Je te crois, mon ami ; mais je voudrais que les armes t’inspirassent plus d’horreur. Songe que des guerres prolongées (et celle-ci sera terrible) ramènent une nation à une sorte de barbarie, en l’accoutumant à n’estimer que la force. Le bien que tu as fait depuis quarante ans sera détruit après quelques campagnes, car le théâtre n’a plus de charme quand l’oreille est accoutumée au bruit de la trompette ; les architectes et les sculpteurs cèdent la place aux marchands d’aigrettes et aux fabricans de cuirasses ; les maîtres d’éloquence sont méprisés par la jeunesse, qui se presse autour des professeurs de gymnastique et d’escrime.
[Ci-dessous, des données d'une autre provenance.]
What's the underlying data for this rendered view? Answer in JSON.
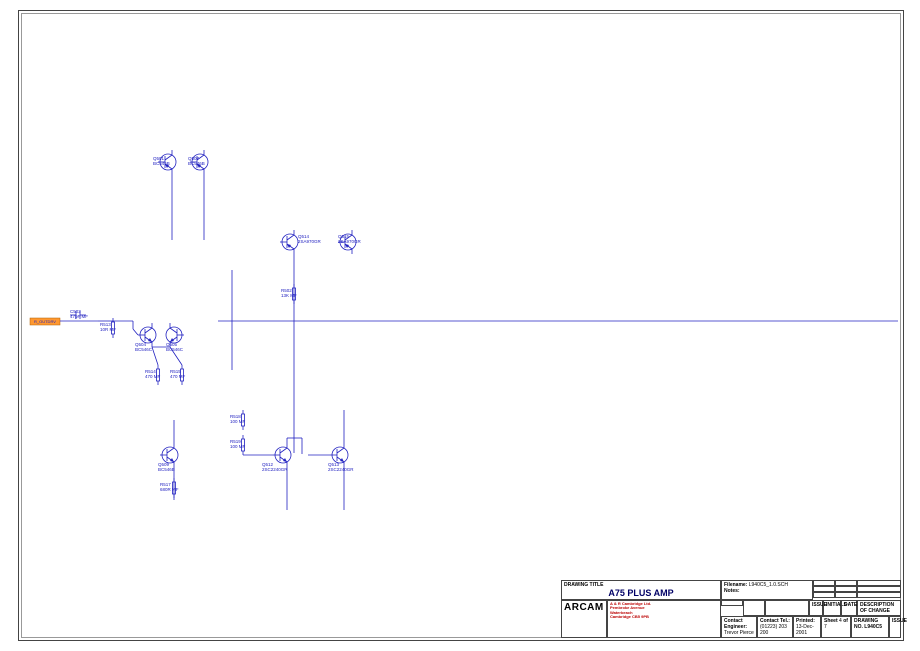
{
  "title_block": {
    "drawing_title_label": "DRAWING TITLE",
    "drawing_title": "A75 PLUS AMP",
    "filename_label": "Filename:",
    "filename": "L940C5_1.0.SCH",
    "notes_label": "Notes:",
    "brand": "ARCAM",
    "address_line1": "A & R Cambridge Ltd.",
    "address_line2": "Pembroke Avenue",
    "address_line3": "Waterbeach",
    "address_line4": "Cambridge CB5 9PB",
    "contact_eng_label": "Contact Engineer:",
    "contact_eng": "Trevor Pierce",
    "contact_tel_label": "Contact Tel.:",
    "contact_tel": "(01223) 203 200",
    "printed_label": "Printed:",
    "printed": "13-Dec-2001",
    "sheet_label": "Sheet",
    "sheet_of_label": "of",
    "sheet_num": "4",
    "sheet_total": "7",
    "drawing_no_label": "DRAWING NO.",
    "drawing_no": "L940C5",
    "issue_label": "ISSUE",
    "rev_hdr_issue": "ISSUE",
    "rev_hdr_initials": "INITIALS",
    "rev_hdr_date": "DATE",
    "rev_hdr_desc": "DESCRIPTION OF CHANGE"
  },
  "port": {
    "name": "R_OUTDRV"
  },
  "components": {
    "C503": {
      "ref": "C503",
      "val": "47pF MF"
    },
    "Q501": {
      "ref": "Q501",
      "val": "BC546B"
    },
    "Q507": {
      "ref": "Q507",
      "val": "BC546B"
    },
    "Q504": {
      "ref": "Q504",
      "val": "BC546C"
    },
    "Q505": {
      "ref": "Q505",
      "val": "BC546C"
    },
    "Q514": {
      "ref": "Q514",
      "val": "2SA970GR"
    },
    "Q515": {
      "ref": "Q515",
      "val": "2SA970GR"
    },
    "Q509": {
      "ref": "Q509",
      "val": "BC546B"
    },
    "Q512": {
      "ref": "Q512",
      "val": "2SC2240GR"
    },
    "Q513": {
      "ref": "Q513",
      "val": "2SC2240GR"
    },
    "R513": {
      "ref": "R513",
      "val": "10R MF"
    },
    "R514": {
      "ref": "R514",
      "val": "470 MF"
    },
    "R515": {
      "ref": "R515",
      "val": "470 MF"
    },
    "R502": {
      "ref": "R502",
      "val": "13K MF"
    },
    "R518": {
      "ref": "R518",
      "val": "100 MF"
    },
    "R519": {
      "ref": "R519",
      "val": "100 MF"
    },
    "R517": {
      "ref": "R517",
      "val": "680R MF"
    }
  }
}
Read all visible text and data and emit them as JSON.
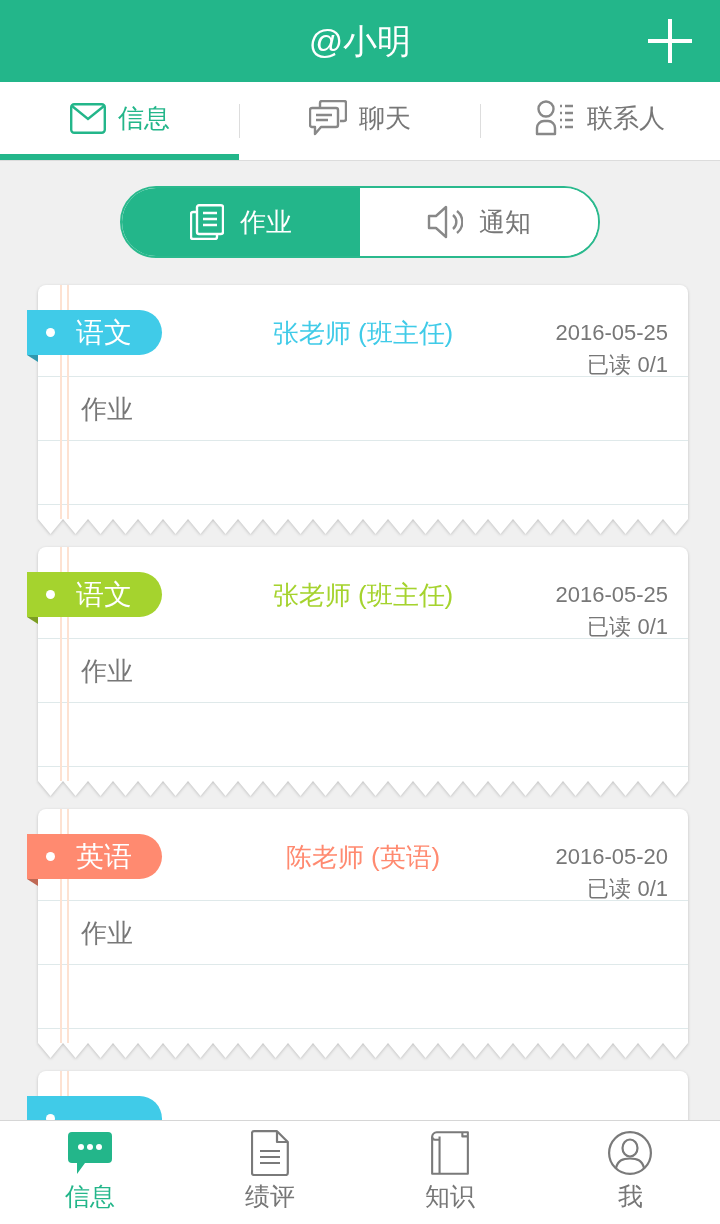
{
  "header": {
    "title": "@小明"
  },
  "tabs": [
    {
      "label": "信息",
      "selected": true
    },
    {
      "label": "聊天",
      "selected": false
    },
    {
      "label": "联系人",
      "selected": false
    }
  ],
  "segments": [
    {
      "label": "作业",
      "selected": true
    },
    {
      "label": "通知",
      "selected": false
    }
  ],
  "cards": [
    {
      "subject": "语文",
      "color": "#40cbe8",
      "teacher": "张老师 (班主任)",
      "date": "2016-05-25",
      "read": "已读 0/1",
      "body": "作业"
    },
    {
      "subject": "语文",
      "color": "#a5d32e",
      "teacher": "张老师 (班主任)",
      "date": "2016-05-25",
      "read": "已读 0/1",
      "body": "作业"
    },
    {
      "subject": "英语",
      "color": "#ff8a70",
      "teacher": "陈老师 (英语)",
      "date": "2016-05-20",
      "read": "已读 0/1",
      "body": "作业"
    },
    {
      "color": "#40cbe8"
    }
  ],
  "bottom_nav": [
    {
      "label": "信息",
      "selected": true
    },
    {
      "label": "绩评",
      "selected": false
    },
    {
      "label": "知识",
      "selected": false
    },
    {
      "label": "我",
      "selected": false
    }
  ]
}
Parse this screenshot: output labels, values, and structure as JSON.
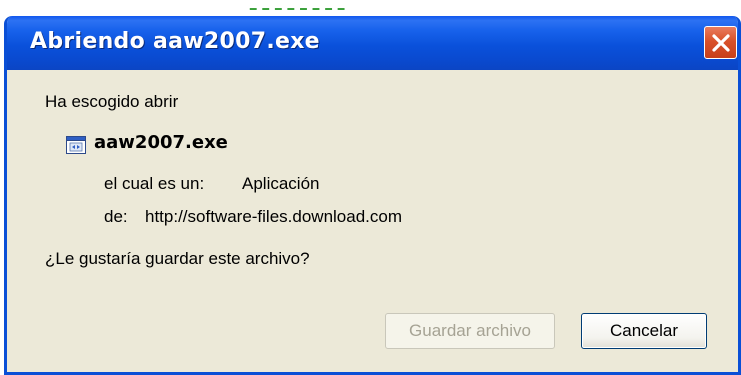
{
  "dialog": {
    "title": "Abriendo aaw2007.exe",
    "intro": "Ha escogido abrir",
    "file": {
      "name": "aaw2007.exe",
      "type_label": "el cual es un:",
      "type_value": "Aplicación",
      "from_label": "de:",
      "from_value": "http://software-files.download.com"
    },
    "question": "¿Le gustaría guardar este archivo?",
    "buttons": {
      "save": "Guardar archivo",
      "cancel": "Cancelar"
    }
  },
  "icons": {
    "close": "close-icon",
    "file": "executable-file-icon"
  },
  "colors": {
    "titlebar": "#0a51db",
    "close_button": "#d9512a",
    "dialog_bg": "#ece9d8"
  }
}
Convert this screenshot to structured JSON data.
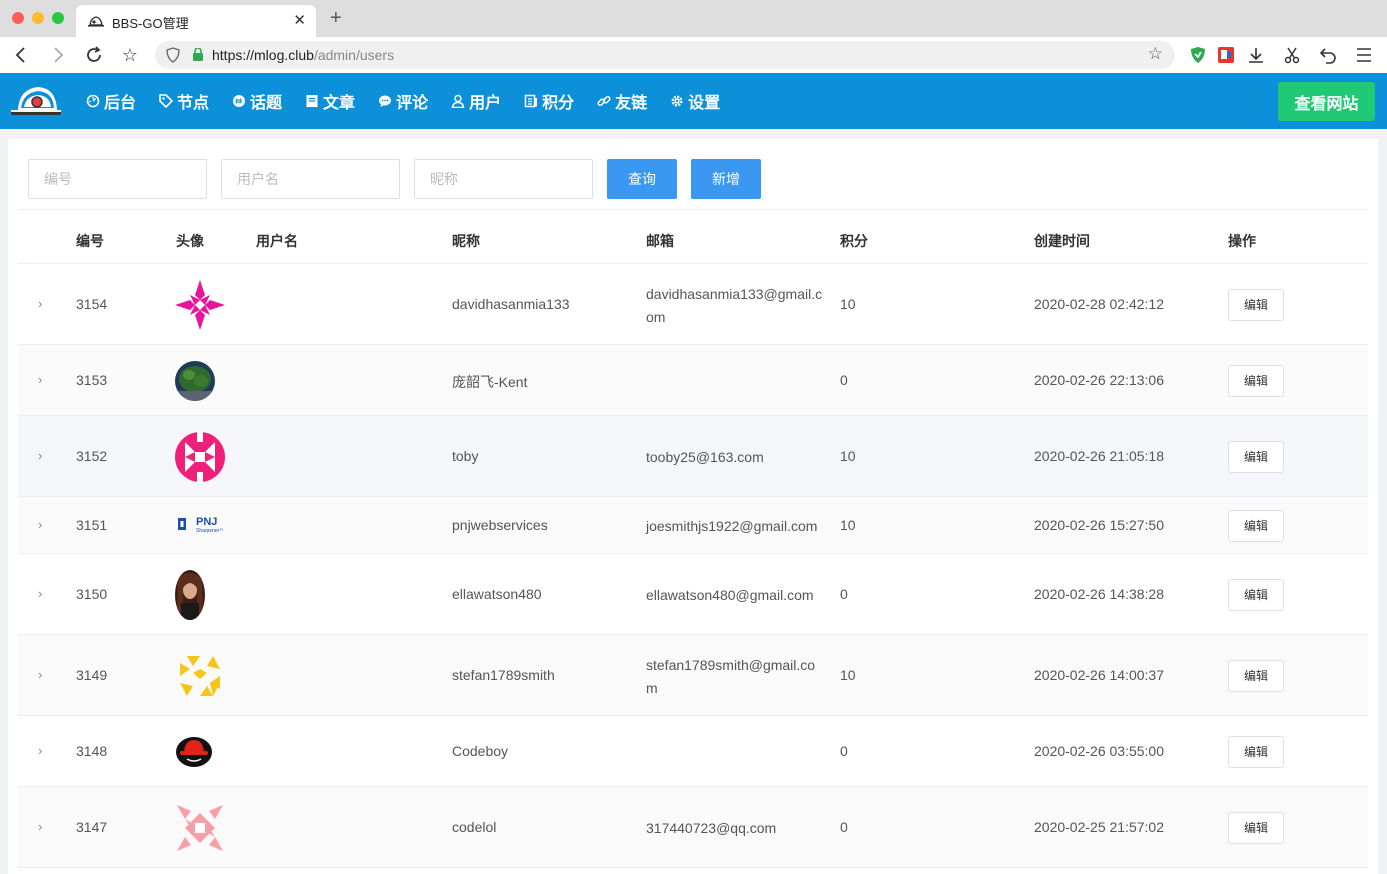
{
  "browser": {
    "tab_title": "BBS-GO管理",
    "url_host": "https://mlog.club",
    "url_path": "/admin/users"
  },
  "header": {
    "nav": [
      {
        "label": "后台",
        "icon": "dashboard-icon"
      },
      {
        "label": "节点",
        "icon": "tag-icon"
      },
      {
        "label": "话题",
        "icon": "topic-icon"
      },
      {
        "label": "文章",
        "icon": "article-icon"
      },
      {
        "label": "评论",
        "icon": "comment-icon"
      },
      {
        "label": "用户",
        "icon": "user-icon"
      },
      {
        "label": "积分",
        "icon": "score-icon"
      },
      {
        "label": "友链",
        "icon": "link-icon"
      },
      {
        "label": "设置",
        "icon": "gear-icon"
      }
    ],
    "view_site_label": "查看网站",
    "accent_color": "#0b90d9",
    "view_site_color": "#1fc975"
  },
  "filters": {
    "id_placeholder": "编号",
    "username_placeholder": "用户名",
    "nickname_placeholder": "昵称",
    "query_label": "查询",
    "add_label": "新增"
  },
  "table": {
    "columns": [
      "编号",
      "头像",
      "用户名",
      "昵称",
      "邮箱",
      "积分",
      "创建时间",
      "操作"
    ],
    "edit_label": "编辑",
    "rows": [
      {
        "id": "3154",
        "username": "",
        "nickname": "davidhasanmia133",
        "email": "davidhasanmia133@gmail.com",
        "score": "10",
        "created": "2020-02-28 02:42:12"
      },
      {
        "id": "3153",
        "username": "",
        "nickname": "庞韶飞-Kent",
        "email": "",
        "score": "0",
        "created": "2020-02-26 22:13:06"
      },
      {
        "id": "3152",
        "username": "",
        "nickname": "toby",
        "email": "tooby25@163.com",
        "score": "10",
        "created": "2020-02-26 21:05:18"
      },
      {
        "id": "3151",
        "username": "",
        "nickname": "pnjwebservices",
        "email": "joesmithjs1922@gmail.com",
        "score": "10",
        "created": "2020-02-26 15:27:50"
      },
      {
        "id": "3150",
        "username": "",
        "nickname": "ellawatson480",
        "email": "ellawatson480@gmail.com",
        "score": "0",
        "created": "2020-02-26 14:38:28"
      },
      {
        "id": "3149",
        "username": "",
        "nickname": "stefan1789smith",
        "email": "stefan1789smith@gmail.com",
        "score": "10",
        "created": "2020-02-26 14:00:37"
      },
      {
        "id": "3148",
        "username": "",
        "nickname": "Codeboy",
        "email": "",
        "score": "0",
        "created": "2020-02-26 03:55:00"
      },
      {
        "id": "3147",
        "username": "",
        "nickname": "codelol",
        "email": "317440723@qq.com",
        "score": "0",
        "created": "2020-02-25 21:57:02"
      }
    ]
  },
  "avatar_logo_text": {
    "pnj": "PNJ",
    "pnj_sub": "Sharpener™"
  }
}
Comme la victoire appartient, non pas à celui qui a raison, mais à celui qui tue le plus d’ennemis, la violence règne partout, et ce spectacle corrompt peu à peu les âmes les meilleures. Les mœurs deviennent plus grossières, les généraux plus puissans, et la liberté est promptement menacée.

PÉRICLÈS.

Il est au contraire plus facile de gouverner les Athéniens lorsque leur turbulence se tourne vers le dehors. De même que les médecins n’ont de crédit qu’auprès des malades, de même les chefs d’une république trouvent le peuple plus docile dans le danger.

PHIDIAS.

Mais ce danger, en as-tu mesuré l’étendue ? Ne prévois-tu pas qu’une moitié de la Grèce se lèvera contre l’autre moitié ?

PÉRICLÈS.

Celui qui déchaîne les tempêtes les peut enchaîner de nouveau.

PHIDIAS.

Ainsi les âmes les plus grandes n’échappent point à l’aveuglement ! Tes desseins, Périclès, m’étaient connus. La rumeur publique me les avait appris à Olympie. Notre conversation, il y a trois jours, ne m’a laissé aucun doute. C’est pourquoi je t’ai prié une dernière fois de venir. Si la voix d’un ami mourant est capable de te toucher, renonce à une résolution qui peut te perdre, et qui perdra certainement notre patrie.

PÉRICLÈS.

Ta mort même m’avertit de me tenir sur mes gardes et de te venger. D’ailleurs ne sommes-nous pas les fils des héros de Marathon ?

PHIDIAS.

Ce ne sont plus des Mèdes que nous combattrons, mais des Grecs ; ce sont des frères qui nous égalent en courage et nous surpassent en nombre.

PÉRICLÈS.

La victoire n’en sera que plus belle, et la mer nous appartient.

PHIDIAS.

Nos flottes, bonnes pour envahir d’autres pays, sont inutiles pour nous défendre, puisque l’Attique n’est point une île.

PÉRICLÈS.

Le sort en est jeté. Athènes ou Sparte, il faut qu’une des rivales succombe.

PHIDIAS.

Je quittais la vie avec calme, je la quitte maintenant avec joie. Je ne verrai point nos campagnes ravagées chaque printemps, ni les Lacédémoniens s’avançant, la torche à la main, jusqu’à nos portes solidement fermées. Je ne verrai point le deuil entrer dans une maison, puis dans une autre. Je n’entendrai point les éloges funèbres des guerriers morts, qui remplaceront désormais les fêtes et les chants. Je ne compterai point du regard notre jeunesse décimée, jusqu’au jour où nos murs seront vides de défenseurs. Je n’assisterai point, vieillard impuissant, au triomphe d’un Spartiate, qui choisira ses captives, vendra nos dépouilles à l’encan, et portera peut-être le fer sur le Parthénon. O Périclès, toi que j’ai tant aimé, le dernier vœu que je forme, c’est que tu meures à temps, comme je meurs !

PÉRICLÈS.

Donne-moi cette main fidèle, que je ne presserai plus. Je te le jure, tu auras des funérailles sanglantes !

PHIDIAS.

Hélas !

PÉRICLÈS.

C’est aux Athéniens de dire : « Hélas ! » car leur bon génie descend avec toi dans le tombeau.

(Phidias expire.


BEULE.

  1. Voyez, dans la livraison du 15 mars 1861, l’Atelier de Phidias. Quinze années se sont écoulées, pendant lesquelles Phidias a terminé le Parthénon et sculpté le Jupiter d’Olympie. La scène se passe l’an 431 avant Jésus-Christ.